ところで筆者は、人間ドックでは胃の検査は受けていません。バリウムを飲みたくないので内視鏡を選ぶようにしているのですが、この内視鏡が曲者で、先生の腕によっては拷問になり得ることを10年ほど前に経験したことがあります。その時は大腸の内視鏡検査を近所の病院で受けたのですが、専門医がいないということで、外科の先生が担当してくれました。町営の病院なので大丈夫だろうと思った自分が愚かでした。それはもう筆舌に尽くしがたい痛みが延々と続き、先生も慣れない内視鏡の操作に悪戦苦闘されていたのはわかるのですが、「先生、がんばれ!」という気持ちはすぐさま吹っ飛び、ただ「痛え、痛え」と叫び続ける阿鼻叫喚状態。あれがもう少し続いていたら、筆者のささやかな人間性が崩壊していたのではないかと思える体験でした。それ以降は、信州大学病院で何年も内視鏡の検査を担当し、トータル5000件を超える実績を持つことを売りにしている先生の内科・消化器科クリニックをネットで見つけ、そこに行くようにしています。
この先生は本当に巧いし、何より速い(時間が短い)のが嬉しい。しかも半日で大腸と胃の両方を診てもらえるので、タイパも最高なのです。ただ1つ困ったことがありました。大腸の内視鏡を受ける時は、感染症に罹っていないことを確認するために、事前に診察を受けないといけません。筆者は、胃は毎年、大腸は3年に1回、内視鏡検査を受けることにしているのですが、昨年は3年に一度の両方検査する年でした。そこで、このクリニックが人間ドックを受ける総合病院から近いこともあって、ドックを受診したあと、内視鏡の予約と診察を受けにクリニックに寄ったのです。
人間ドックと同じ日に行くのは初めてだったのですが、診察後、血液検査のために採血をするというではないですか! 「いやいや、待ってください、ほんの3時間前に総合病院で血液検査して、異常なしでしたよ。それなのにまた採血ですか?」と看護婦さんに言っても、「すみませんね、はい腕を出して〜」と聞く耳を持ってくれません。こんな罠があったのかと、渋々、先ほどとは違うほうの腕を出して血を捧げたのですが、なんとも釈然としません。なぜ、総合病院のデータ(しかも、そのデータは私のものでしょ?)を使えないのだ! と怒りが沸々と湧いてきました。
こういう時こそChat君だ! と思い、さっそく聞いてみると、日本では医療機関ごとに電子カルテシステムが異なり、データの互換性がないため、採血データを他の医療機関と共有できない。したがって、同じ日に複数の医療機関で採血が必要になるケースも少なくない、という答えが返ってきました。さらに、個人情報保護の観点からも慎重な運用が求められており、全国的な統一システムの導入は進んでいない、と。ただし、マイナンバーカードを活用した医療データの一元化は試みられており、今後の改善が期待される、のだそうです。今度、ぜひ、担当者を連れて、「IIJ電子@連絡帳サービス」*の営業に行きたいと思います。この電子連絡帳は地域医療・介護の情報連携を実現するためのサービスですが、これからは医療だけでなく、企業や行政などの垣根を越えた、さまざまな領域における情報連携が重要になってくるでしょう。

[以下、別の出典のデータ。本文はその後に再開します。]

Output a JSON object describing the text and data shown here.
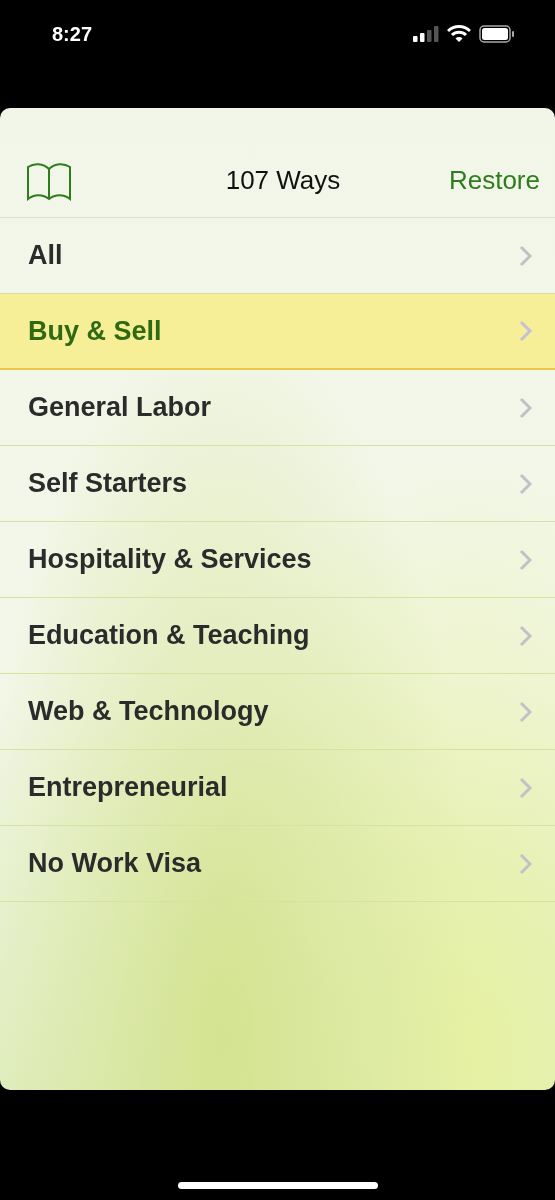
{
  "status_bar": {
    "time": "8:27"
  },
  "header": {
    "title": "107 Ways",
    "action": "Restore"
  },
  "categories": [
    {
      "label": "All",
      "selected": false
    },
    {
      "label": "Buy & Sell",
      "selected": true
    },
    {
      "label": "General Labor",
      "selected": false
    },
    {
      "label": "Self Starters",
      "selected": false
    },
    {
      "label": "Hospitality & Services",
      "selected": false
    },
    {
      "label": "Education & Teaching",
      "selected": false
    },
    {
      "label": "Web & Technology",
      "selected": false
    },
    {
      "label": "Entrepreneurial",
      "selected": false
    },
    {
      "label": "No Work Visa",
      "selected": false
    }
  ]
}
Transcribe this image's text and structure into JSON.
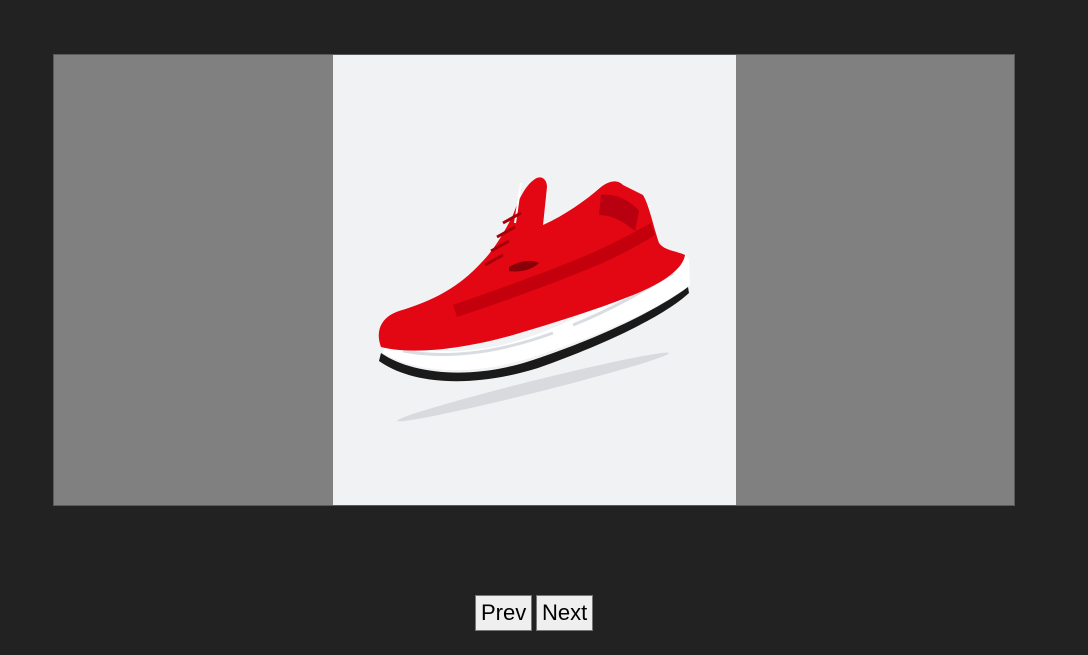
{
  "slider": {
    "current_image": "red-sneaker-image",
    "colors": {
      "page_background": "#222222",
      "side_panels": "#808080",
      "slide_background": "#f1f2f4",
      "shoe_upper": "#e30613",
      "shoe_sole": "#ffffff"
    }
  },
  "controls": {
    "prev_label": "Prev",
    "next_label": "Next"
  }
}
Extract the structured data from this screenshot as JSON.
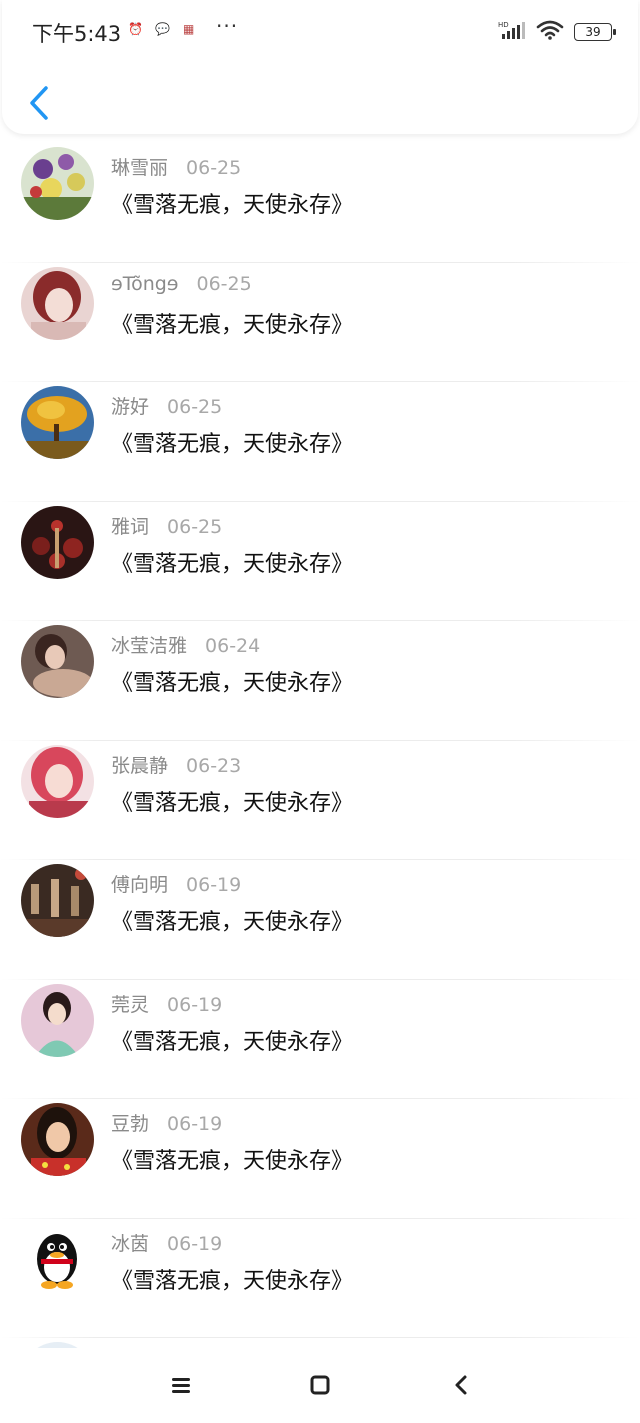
{
  "status_bar": {
    "time": "下午5:43",
    "network": "HD",
    "battery": "39",
    "mini_icons": [
      "alarm-icon",
      "chat-bubble-icon",
      "calendar-icon"
    ]
  },
  "header": {
    "back_icon": "chevron-left-icon",
    "accent_color": "#2196F3"
  },
  "comments": [
    {
      "name": "琳雪丽",
      "date": "06-25",
      "text": "《雪落无痕，天使永存》"
    },
    {
      "name": "ɘTo͂ngɘ",
      "date": "06-25",
      "text": "《雪落无痕，天使永存》"
    },
    {
      "name": "游好",
      "date": "06-25",
      "text": "《雪落无痕，天使永存》"
    },
    {
      "name": "雅词",
      "date": "06-25",
      "text": "《雪落无痕，天使永存》"
    },
    {
      "name": "冰莹洁雅",
      "date": "06-24",
      "text": "《雪落无痕，天使永存》"
    },
    {
      "name": "张晨静",
      "date": "06-23",
      "text": "《雪落无痕，天使永存》"
    },
    {
      "name": "傅向明",
      "date": "06-19",
      "text": "《雪落无痕，天使永存》"
    },
    {
      "name": "莞灵",
      "date": "06-19",
      "text": "《雪落无痕，天使永存》"
    },
    {
      "name": "豆勃",
      "date": "06-19",
      "text": "《雪落无痕，天使永存》"
    },
    {
      "name": "冰茵",
      "date": "06-19",
      "text": "《雪落无痕，天使永存》"
    }
  ],
  "nav_bar": {
    "icons": [
      "menu-icon",
      "home-square-icon",
      "back-arrow-icon"
    ]
  }
}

ちなみに海外では電子健康記録(EHR:Electronic Health Record)を活用して医療機関間でデータを共有できる国もあり、例えばエストニアやイギリスでは、全国的な電子カルテシステムが整備され、患者の診療情報を簡単に共有できるそうです。なんでも海外に倣うのがいいとは思いませんが、同じことが日本でできるようになれば、とても便利です。ヨーロッパの人々はこういうものはすぐに国際標準化に動き始めますから、これがメジャーになれば、日本はこの分野でも乗り遅れてしまう可能性もあるのではないでしょうか。

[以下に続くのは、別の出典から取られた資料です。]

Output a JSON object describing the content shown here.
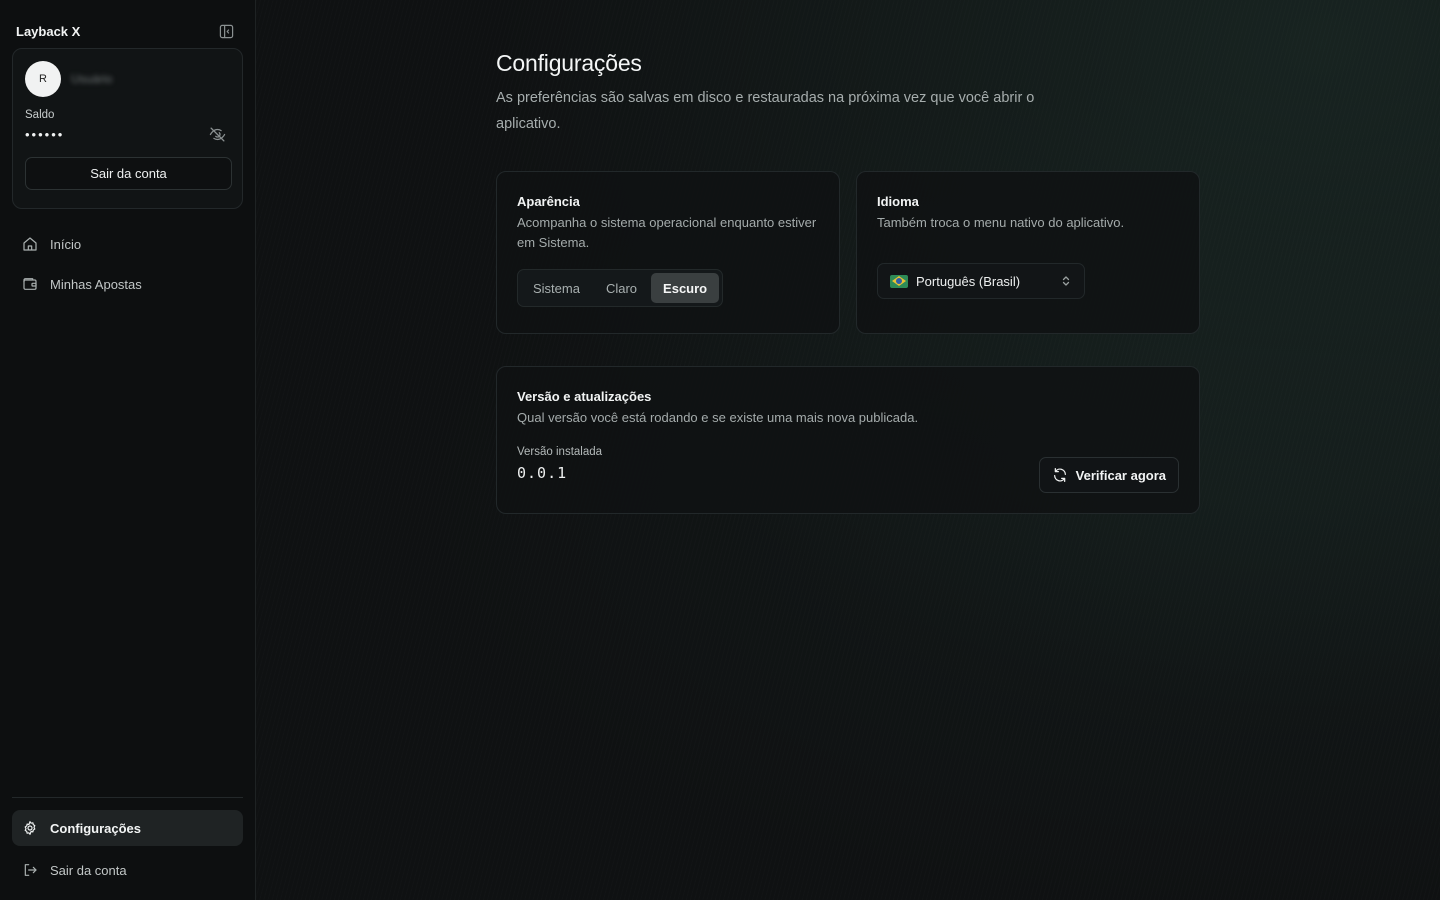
{
  "app": {
    "title": "Layback X"
  },
  "account": {
    "avatar_initial": "R",
    "username": "Usuário",
    "balance_label": "Saldo",
    "balance_masked": "••••••",
    "logout_label": "Sair da conta"
  },
  "nav": {
    "items": [
      {
        "label": "Início",
        "icon": "home-icon"
      },
      {
        "label": "Minhas Apostas",
        "icon": "wallet-icon"
      }
    ],
    "bottom": [
      {
        "label": "Configurações",
        "icon": "gear-icon",
        "active": true
      },
      {
        "label": "Sair da conta",
        "icon": "logout-icon"
      }
    ]
  },
  "page": {
    "title": "Configurações",
    "description": "As preferências são salvas em disco e restauradas na próxima vez que você abrir o aplicativo."
  },
  "appearance": {
    "title": "Aparência",
    "description": "Acompanha o sistema operacional enquanto estiver em Sistema.",
    "options": [
      "Sistema",
      "Claro",
      "Escuro"
    ],
    "selected": "Escuro"
  },
  "language": {
    "title": "Idioma",
    "description": "Também troca o menu nativo do aplicativo.",
    "selected": "Português (Brasil)",
    "flag_icon": "brazil-flag-icon"
  },
  "version": {
    "title": "Versão e atualizações",
    "description": "Qual versão você está rodando e se existe uma mais nova publicada.",
    "installed_label": "Versão instalada",
    "installed_value": "0.0.1",
    "check_label": "Verificar agora"
  },
  "colors": {
    "background": "#0f1112",
    "sidebar": "#0d0f10",
    "card_border": "#22282a",
    "segment_active": "#3a3f40",
    "text_primary": "#f2f4f4",
    "text_muted": "#a6adad"
  }
}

実は、昨年の「1日2回採血事件」で判明したことがもう1つあります。同じ日に数時間間隔で採った採血の結果を比べると、もちろんまったく同じ数値ではなく、少し差があるにはあるのですが、よく見ると、人間ドックの検査結果には、正常値からわずかに外れてチェックがついている項目がいくつかあるではありませんか! 筆者はお酒が好きなので、ガンマGTPの値が気になるのですが、総合病院の検査結果では正常判定だったのに、そのすぐあとに採血したクリニックの結果では、わずかに異常と判定されていたのです。採血した時間が少し違うだけで、正常値から外れてしまうことがあるのか? と、もう一度よーく見てみると、ガンマGTPの値は同じなのに、なんと2つの検査結果票に書かれている正常範囲の値が異なっているのです! 受診する医療機関によって正常値が違う、しかも同じ市内なのに……びっくり仰天です。

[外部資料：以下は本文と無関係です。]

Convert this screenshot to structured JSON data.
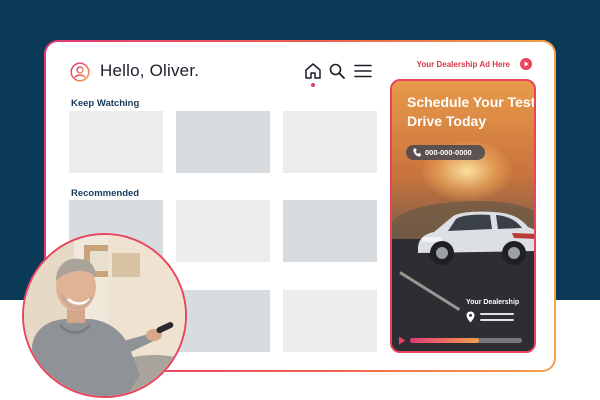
{
  "header": {
    "greeting": "Hello, Oliver."
  },
  "sections": [
    {
      "title": "Keep Watching"
    },
    {
      "title": "Recommended"
    }
  ],
  "ad": {
    "label": "Your Dealership Ad Here",
    "headline": "Schedule Your Test Drive Today",
    "phone": "000-000-0000",
    "dealer_name": "Your Dealership",
    "progress": 0.62
  },
  "icons": {
    "avatar": "user-circle-icon",
    "home": "home-icon",
    "search": "search-icon",
    "menu": "hamburger-menu-icon",
    "ad_play": "play-icon",
    "phone": "phone-icon",
    "location": "map-pin-icon"
  },
  "colors": {
    "background": "#0a3a55",
    "accent_start": "#e13a78",
    "accent_end": "#f5a04a",
    "section_title": "#163a5c",
    "ad_label": "#d9374a"
  }
}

なぜ、そんなことになるの? と、ネットで調べてみると、こんな説明がありました。「検査の手法や使用する試薬は医療施設によって異なることがあり、検査結果にばらつきは出る。検査の標準化を進め、同じ結果を得られるよう改善されつつあるが、標準化を進めても、検査の手法や使用する薬品などが国単位で統一されていないため、いまだにばらつきが出てしまうのが現状である」と。
国際標準どころか国内標準すら確立されていないようです。どうしてこんなことになっているのでしょうか? いや待てよ、逆に正常範囲というものを標準化する意味はあるのでしょうか? 突き詰めて考えていくと、そもそも正常とはなんでしょう? 杓子定規に標準化するのが本当に良いことなのでしょうか? 性別や年齢、身体の特徴や住んでいる場所によって、傾向は変わるかもしれないわけで、多少のバラツキがあるほうがむしろ正常と言えるのではないでしょうか? 特に人間に関してなんらかの評価を行なうための指標であればなおさらです。
闇雲に標準化したりせず、バラツキがあるまま放置している日本の在り方にも一理ありそうです。ちょっとホッとした気分になりました。というわけで、今後は少なくともガンマGTPに関しては、総合病院の血液検査結果を信じることにします。え? 何か違う? いえいえ、そんなはずはありません!